And getting a loan was the least of their concerns.
“You had interest rates that were lower, you had, gosh, you had rent growth that was just exploding across the market,” said John Kirk, managing director of Embrey, an apartment construction company based in San Antonio.
As a result, he said, banks felt safe lending to builders. But about a year ago, Kirk said, things started to change.
“You have interest rates that are rising — they rose so quick,” he said. “You have rent growth. You know, it went from 10% one quarter down to 3% next quarter. So it trailed off really fast.”
As a result, construction loans suddenly looked riskier. And lenders got more cautious.
The bank failures that happened earlier this year made lenders even more nervous, said Odeta Kushi, deputy chief economist at First American. Especially after customers at some banks pulled out their deposits.
“As long as the fear of deposit flight keeps banks sort of on the conservative side of risk management, we might see this tightening of lending standards for construction loans,” Kushi said.
She said there’s still plenty of demand for new housing, especially since rising mortgage rates have kept a lot of existing homes off the market.
But Kushi said the lending slowdown could start to make homebuilders pull back.
“The way that we would see that is a slower new-project pipeline,” she said. “So maybe less groundbreaking on new homes than would have otherwise occurred if we were in a normal lending environment.”

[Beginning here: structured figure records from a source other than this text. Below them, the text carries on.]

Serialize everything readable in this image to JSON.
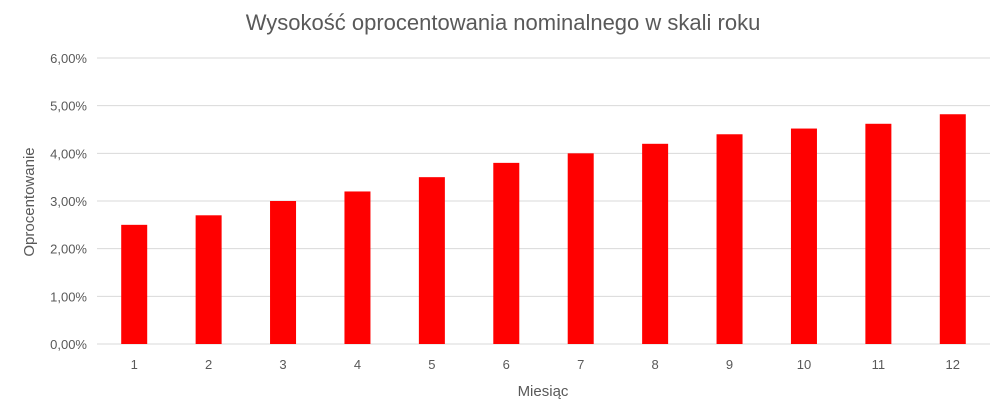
{
  "chart_data": {
    "type": "bar",
    "title": "Wysokość oprocentowania nominalnego w skali roku",
    "xlabel": "Miesiąc",
    "ylabel": "Oprocentowanie",
    "categories": [
      "1",
      "2",
      "3",
      "4",
      "5",
      "6",
      "7",
      "8",
      "9",
      "10",
      "11",
      "12"
    ],
    "values": [
      2.5,
      2.7,
      3.0,
      3.2,
      3.5,
      3.8,
      4.0,
      4.2,
      4.4,
      4.52,
      4.62,
      4.82
    ],
    "ylim": [
      0,
      6
    ],
    "yticks": [
      "0,00%",
      "1,00%",
      "2,00%",
      "3,00%",
      "4,00%",
      "5,00%",
      "6,00%"
    ],
    "grid": true,
    "legend": "none",
    "bar_color": "#ff0000",
    "grid_color": "#d9d9d9"
  }
}
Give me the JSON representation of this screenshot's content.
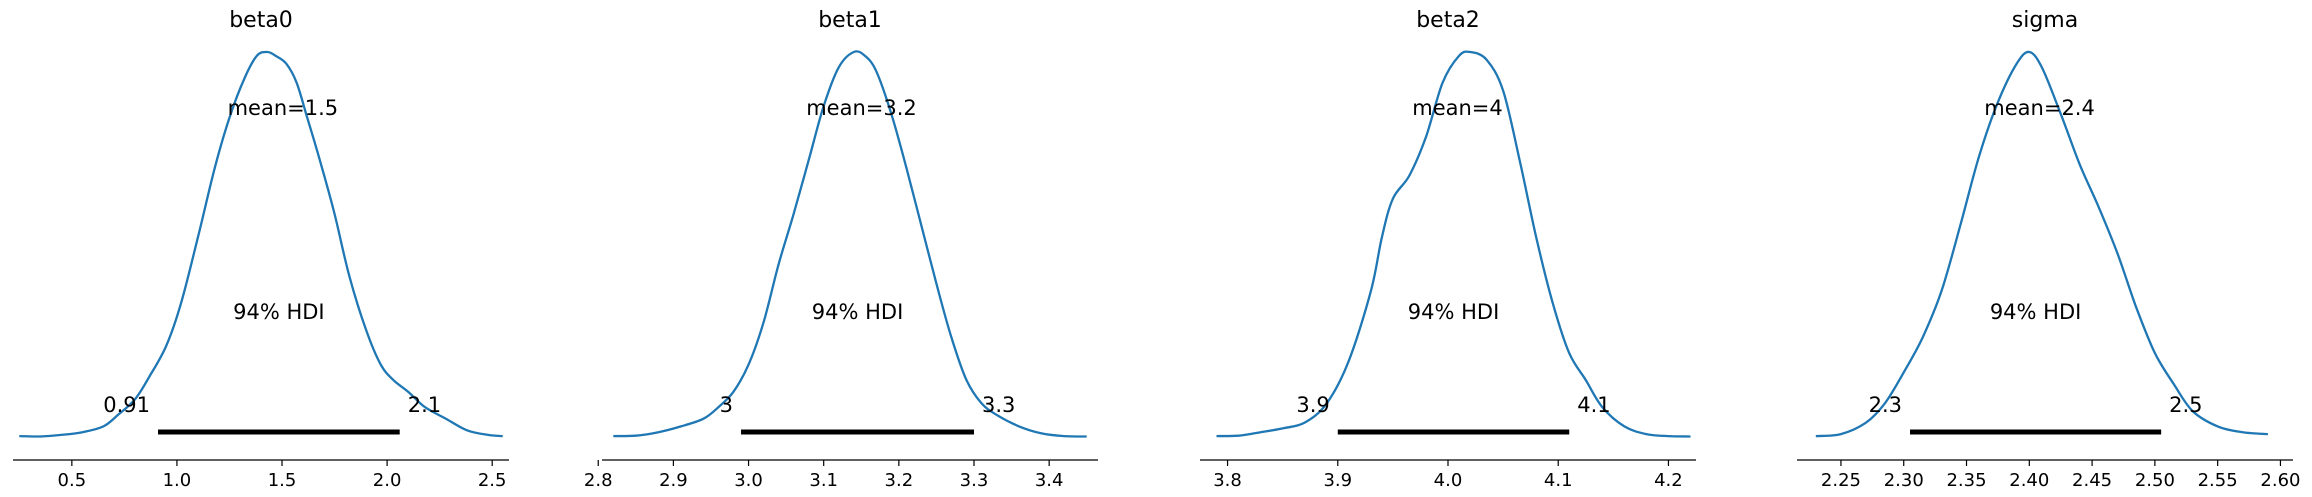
{
  "chart_data": [
    {
      "type": "line",
      "title": "beta0",
      "mean_label": "mean=1.5",
      "hdi_label": "94% HDI",
      "hdi_low_label": "0.91",
      "hdi_high_label": "2.1",
      "hdi": [
        0.91,
        2.06
      ],
      "xlim": [
        0.22,
        2.58
      ],
      "xticks": [
        0.5,
        1.0,
        1.5,
        2.0,
        2.5
      ],
      "xtick_labels": [
        "0.5",
        "1.0",
        "1.5",
        "2.0",
        "2.5"
      ],
      "x": [
        0.25,
        0.35,
        0.45,
        0.55,
        0.65,
        0.72,
        0.8,
        0.87,
        0.95,
        1.02,
        1.1,
        1.18,
        1.25,
        1.32,
        1.38,
        1.43,
        1.47,
        1.52,
        1.57,
        1.62,
        1.68,
        1.75,
        1.82,
        1.9,
        1.97,
        2.03,
        2.1,
        2.18,
        2.28,
        2.38,
        2.48,
        2.55
      ],
      "density": [
        0.005,
        0.004,
        0.008,
        0.015,
        0.03,
        0.06,
        0.1,
        0.16,
        0.24,
        0.35,
        0.52,
        0.7,
        0.83,
        0.93,
        0.99,
        1.0,
        0.99,
        0.97,
        0.92,
        0.83,
        0.72,
        0.58,
        0.42,
        0.28,
        0.19,
        0.15,
        0.12,
        0.08,
        0.05,
        0.02,
        0.008,
        0.005
      ]
    },
    {
      "type": "line",
      "title": "beta1",
      "mean_label": "mean=3.2",
      "hdi_label": "94% HDI",
      "hdi_low_label": "3",
      "hdi_high_label": "3.3",
      "hdi": [
        2.99,
        3.3
      ],
      "xlim": [
        2.805,
        3.465
      ],
      "xticks": [
        2.8,
        2.9,
        3.0,
        3.1,
        3.2,
        3.3,
        3.4
      ],
      "xtick_labels": [
        "2.8",
        "2.9",
        "3.0",
        "3.1",
        "3.2",
        "3.3",
        "3.4"
      ],
      "x": [
        2.82,
        2.85,
        2.88,
        2.91,
        2.94,
        2.96,
        2.98,
        3.0,
        3.02,
        3.04,
        3.06,
        3.08,
        3.1,
        3.12,
        3.14,
        3.155,
        3.17,
        3.19,
        3.21,
        3.23,
        3.25,
        3.27,
        3.29,
        3.31,
        3.33,
        3.36,
        3.39,
        3.42,
        3.45
      ],
      "density": [
        0.005,
        0.006,
        0.015,
        0.03,
        0.05,
        0.08,
        0.12,
        0.19,
        0.3,
        0.45,
        0.58,
        0.72,
        0.86,
        0.96,
        1.0,
        0.99,
        0.95,
        0.84,
        0.7,
        0.55,
        0.4,
        0.26,
        0.15,
        0.09,
        0.06,
        0.03,
        0.012,
        0.005,
        0.004
      ]
    },
    {
      "type": "line",
      "title": "beta2",
      "mean_label": "mean=4",
      "hdi_label": "94% HDI",
      "hdi_low_label": "3.9",
      "hdi_high_label": "4.1",
      "hdi": [
        3.9,
        4.11
      ],
      "xlim": [
        3.775,
        4.225
      ],
      "xticks": [
        3.8,
        3.9,
        4.0,
        4.1,
        4.2
      ],
      "xtick_labels": [
        "3.8",
        "3.9",
        "4.0",
        "4.1",
        "4.2"
      ],
      "x": [
        3.79,
        3.81,
        3.83,
        3.85,
        3.87,
        3.89,
        3.91,
        3.93,
        3.94,
        3.95,
        3.965,
        3.98,
        3.995,
        4.01,
        4.02,
        4.035,
        4.05,
        4.065,
        4.08,
        4.095,
        4.11,
        4.125,
        4.14,
        4.16,
        4.18,
        4.2,
        4.22
      ],
      "density": [
        0.005,
        0.006,
        0.015,
        0.025,
        0.04,
        0.09,
        0.2,
        0.38,
        0.52,
        0.62,
        0.68,
        0.78,
        0.92,
        0.99,
        1.0,
        0.98,
        0.9,
        0.72,
        0.52,
        0.35,
        0.22,
        0.15,
        0.08,
        0.03,
        0.01,
        0.005,
        0.004
      ]
    },
    {
      "type": "line",
      "title": "sigma",
      "mean_label": "mean=2.4",
      "hdi_label": "94% HDI",
      "hdi_low_label": "2.3",
      "hdi_high_label": "2.5",
      "hdi": [
        2.305,
        2.505
      ],
      "xlim": [
        2.215,
        2.61
      ],
      "xticks": [
        2.25,
        2.3,
        2.35,
        2.4,
        2.45,
        2.5,
        2.55,
        2.6
      ],
      "xtick_labels": [
        "2.25",
        "2.30",
        "2.35",
        "2.40",
        "2.45",
        "2.50",
        "2.55",
        "2.60"
      ],
      "x": [
        2.23,
        2.25,
        2.27,
        2.285,
        2.3,
        2.315,
        2.33,
        2.345,
        2.36,
        2.375,
        2.39,
        2.4,
        2.41,
        2.425,
        2.44,
        2.455,
        2.47,
        2.485,
        2.5,
        2.515,
        2.53,
        2.55,
        2.57,
        2.59
      ],
      "density": [
        0.005,
        0.01,
        0.04,
        0.09,
        0.17,
        0.26,
        0.38,
        0.55,
        0.73,
        0.87,
        0.97,
        1.0,
        0.96,
        0.84,
        0.71,
        0.6,
        0.48,
        0.34,
        0.22,
        0.14,
        0.07,
        0.03,
        0.015,
        0.01
      ]
    }
  ]
}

That’s already starting to happen with urban developments, Kirk said. That’s because high rises with hundreds of units are expensive to build, so they require a lot of borrowing.
“They’re just not getting done, just because of the total capitalization of how big they are,” Kirk said.
He said that means housing supply could fall further in two or three years, when those buildings would have otherwise come onto the market.